Maybe it was faith I wanted to give them. Having grown up, myself, with a bone-deep sense of separateness, I wanted my children to feel at home in the world.

The lives of my three children have included their share of sorrow. Still, all three appear to possess the belief that life is more likely to go well than badly. It's something of an amazement to me that I am related, by blood, to three people who see things with a fundamentally optimistic attitude.

"Sometimes it seems to me life is an endless series of good-byes," I said to Audrey a while back.

"That's funny," she said, looking genuinely surprised. "To me it seems more like a series of hellos."

* * *

For years I'd made daily deals in my head: Let my children be safe. I will ask no more. And still, terror that one day one of them might be hurt clutched at my stomach. Now I imagined what I'd feel if a literary legend thirty-five years her senior asked of Audrey what was asked of me when I was her age. I pictured my daughter living through the kind of devastation I had experienced at nineteen, and the shame that had followed it.

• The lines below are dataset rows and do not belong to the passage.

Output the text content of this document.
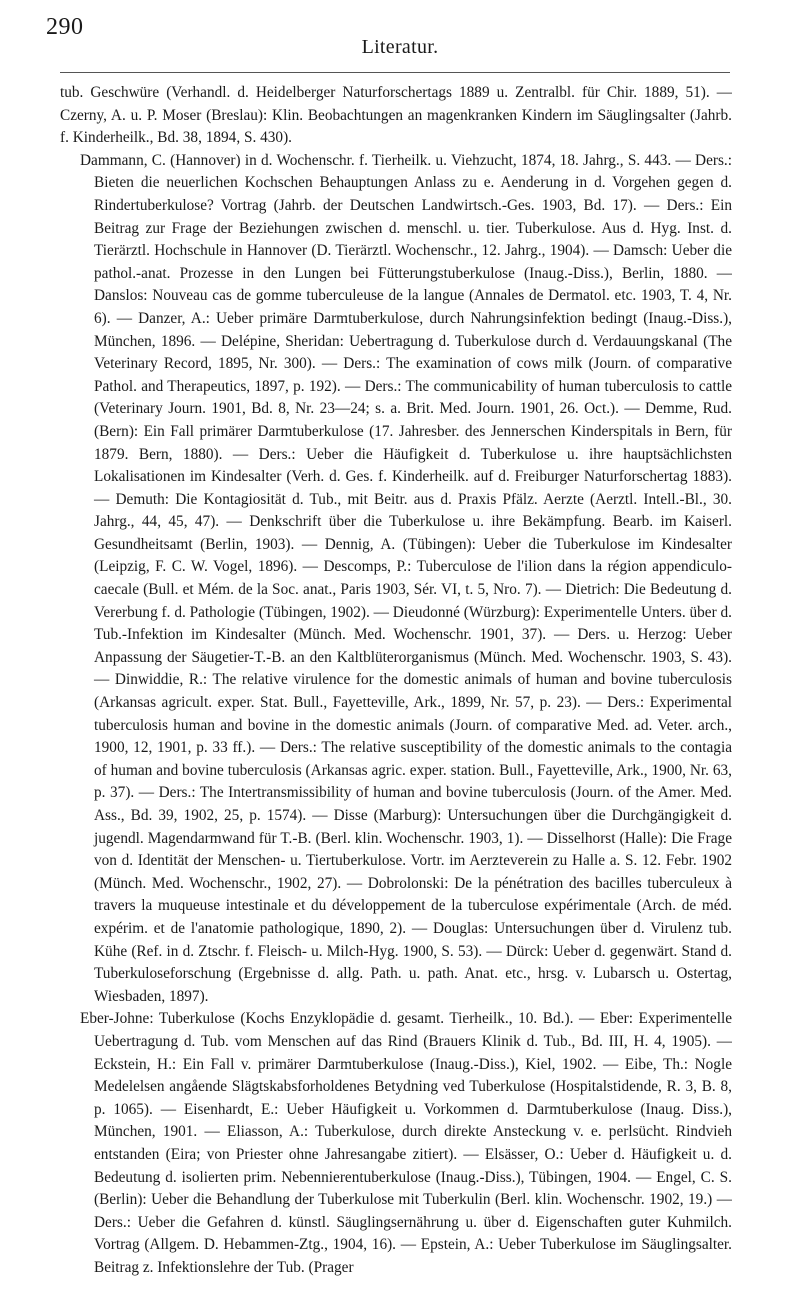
290
Literatur.

tub. Geschwüre (Verhandl. d. Heidelberger Naturforschertags 1889 u. Zentralbl. für Chir. 1889, 51). — Czerny, A. u. P. Moser (Breslau): Klin. Beobachtungen an magenkranken Kindern im Säuglingsalter (Jahrb. f. Kinderheilk., Bd. 38, 1894, S. 430).

Dammann, C. (Hannover) in d. Wochenschr. f. Tierheilk. u. Viehzucht, 1874, 18. Jahrg., S. 443. — Ders.: Bieten die neuerlichen Kochschen Behauptungen Anlass zu e. Aenderung in d. Vorgehen gegen d. Rindertuberkulose? Vortrag (Jahrb. der Deutschen Landwirtsch.-Ges. 1903, Bd. 17). — Ders.: Ein Beitrag zur Frage der Beziehungen zwischen d. menschl. u. tier. Tuberkulose. Aus d. Hyg. Inst. d. Tierärztl. Hochschule in Hannover (D. Tierärztl. Wochenschr., 12. Jahrg., 1904). — Damsch: Ueber die pathol.-anat. Prozesse in den Lungen bei Fütterungstuberkulose (Inaug.-Diss.), Berlin, 1880. — Danslos: Nouveau cas de gomme tuberculeuse de la langue (Annales de Dermatol. etc. 1903, T. 4, Nr. 6). — Danzer, A.: Ueber primäre Darmtuberkulose, durch Nahrungsinfektion bedingt (Inaug.-Diss.), München, 1896. — Delépine, Sheridan: Uebertragung d. Tuberkulose durch d. Verdauungskanal (The Veterinary Record, 1895, Nr. 300). — Ders.: The examination of cows milk (Journ. of comparative Pathol. and Therapeutics, 1897, p. 192). — Ders.: The communicability of human tuberculosis to cattle (Veterinary Journ. 1901, Bd. 8, Nr. 23—24; s. a. Brit. Med. Journ. 1901, 26. Oct.). — Demme, Rud. (Bern): Ein Fall primärer Darmtuberkulose (17. Jahresber. des Jennerschen Kinderspitals in Bern, für 1879. Bern, 1880). — Ders.: Ueber die Häufigkeit d. Tuberkulose u. ihre hauptsächlichsten Lokalisationen im Kindesalter (Verh. d. Ges. f. Kinderheilk. auf d. Freiburger Naturforschertag 1883). — Demuth: Die Kontagiosität d. Tub., mit Beitr. aus d. Praxis Pfälz. Aerzte (Aerztl. Intell.-Bl., 30. Jahrg., 44, 45, 47). — Denkschrift über die Tuberkulose u. ihre Bekämpfung. Bearb. im Kaiserl. Gesundheitsamt (Berlin, 1903). — Dennig, A. (Tübingen): Ueber die Tuberkulose im Kindesalter (Leipzig, F. C. W. Vogel, 1896). — Descomps, P.: Tuberculose de l'ilion dans la région appendiculo-caecale (Bull. et Mém. de la Soc. anat., Paris 1903, Sér. VI, t. 5, Nro. 7). — Dietrich: Die Bedeutung d. Vererbung f. d. Pathologie (Tübingen, 1902). — Dieudonné (Würzburg): Experimentelle Unters. über d. Tub.-Infektion im Kindesalter (Münch. Med. Wochenschr. 1901, 37). — Ders. u. Herzog: Ueber Anpassung der Säugetier-T.-B. an den Kaltblüterorganismus (Münch. Med. Wochenschr. 1903, S. 43). — Dinwiddie, R.: The relative virulence for the domestic animals of human and bovine tuberculosis (Arkansas agricult. exper. Stat. Bull., Fayetteville, Ark., 1899, Nr. 57, p. 23). — Ders.: Experimental tuberculosis human and bovine in the domestic animals (Journ. of comparative Med. ad. Veter. arch., 1900, 12, 1901, p. 33 ff.). — Ders.: The relative susceptibility of the domestic animals to the contagia of human and bovine tuberculosis (Arkansas agric. exper. station. Bull., Fayetteville, Ark., 1900, Nr. 63, p. 37). — Ders.: The Intertransmissibility of human and bovine tuberculosis (Journ. of the Amer. Med. Ass., Bd. 39, 1902, 25, p. 1574). — Disse (Marburg): Untersuchungen über die Durchgängigkeit d. jugendl. Magendarmwand für T.-B. (Berl. klin. Wochenschr. 1903, 1). — Disselhorst (Halle): Die Frage von d. Identität der Menschen- u. Tiertuberkulose. Vortr. im Aerzteverein zu Halle a. S. 12. Febr. 1902 (Münch. Med. Wochenschr., 1902, 27). — Dobrolonski: De la pénétration des bacilles tuberculeux à travers la muqueuse intestinale et du développement de la tuberculose expérimentale (Arch. de méd. expérim. et de l'anatomie pathologique, 1890, 2). — Douglas: Untersuchungen über d. Virulenz tub. Kühe (Ref. in d. Ztschr. f. Fleisch- u. Milch-Hyg. 1900, S. 53). — Dürck: Ueber d. gegenwärt. Stand d. Tuberkuloseforschung (Ergebnisse d. allg. Path. u. path. Anat. etc., hrsg. v. Lubarsch u. Ostertag, Wiesbaden, 1897).

Eber-Johne: Tuberkulose (Kochs Enzyklopädie d. gesamt. Tierheilk., 10. Bd.). — Eber: Experimentelle Uebertragung d. Tub. vom Menschen auf das Rind (Brauers Klinik d. Tub., Bd. III, H. 4, 1905). — Eckstein, H.: Ein Fall v. primärer Darmtuberkulose (Inaug.-Diss.), Kiel, 1902. — Eibe, Th.: Nogle Medelelsen angående Slägtskabsforholdenes Betydning ved Tuberkulose (Hospitalstidende, R. 3, B. 8, p. 1065). — Eisenhardt, E.: Ueber Häufigkeit u. Vorkommen d. Darmtuberkulose (Inaug. Diss.), München, 1901. — Eliasson, A.: Tuberkulose, durch direkte Ansteckung v. e. perlsücht. Rindvieh entstanden (Eira; von Priester ohne Jahresangabe zitiert). — Elsässer, O.: Ueber d. Häufigkeit u. d. Bedeutung d. isolierten prim. Nebennierentuberkulose (Inaug.-Diss.), Tübingen, 1904. — Engel, C. S. (Berlin): Ueber die Behandlung der Tuberkulose mit Tuberkulin (Berl. klin. Wochenschr. 1902, 19.) — Ders.: Ueber die Gefahren d. künstl. Säuglingsernährung u. über d. Eigenschaften guter Kuhmilch. Vortrag (Allgem. D. Hebammen-Ztg., 1904, 16). — Epstein, A.: Ueber Tuberkulose im Säuglingsalter. Beitrag z. Infektionslehre der Tub. (Prager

For all those years, I had never looked critically at Jerry Salinger. I had always believed I owed him my never-ending silence, loyalty, and protection. It came to me as a new thought that the girl he had invited into his life with that first letter he wrote deserved certain things, too.

All my life I had been trying to make sense of my experiences without understanding a crucial piece of my history. I couldn't have said, two years ago, what it was in how I had lived before meeting Jerry Salinger that made his power over me so vast and enduring. I couldn't have said how the events of that year I spent with Jerry shaped what I went on to do with my life. Now it was hitting me in the image of my daughter. All these years, I had been holding on to secrets that kept me from understanding or explaining myself. I knew it was time at last to explore my story.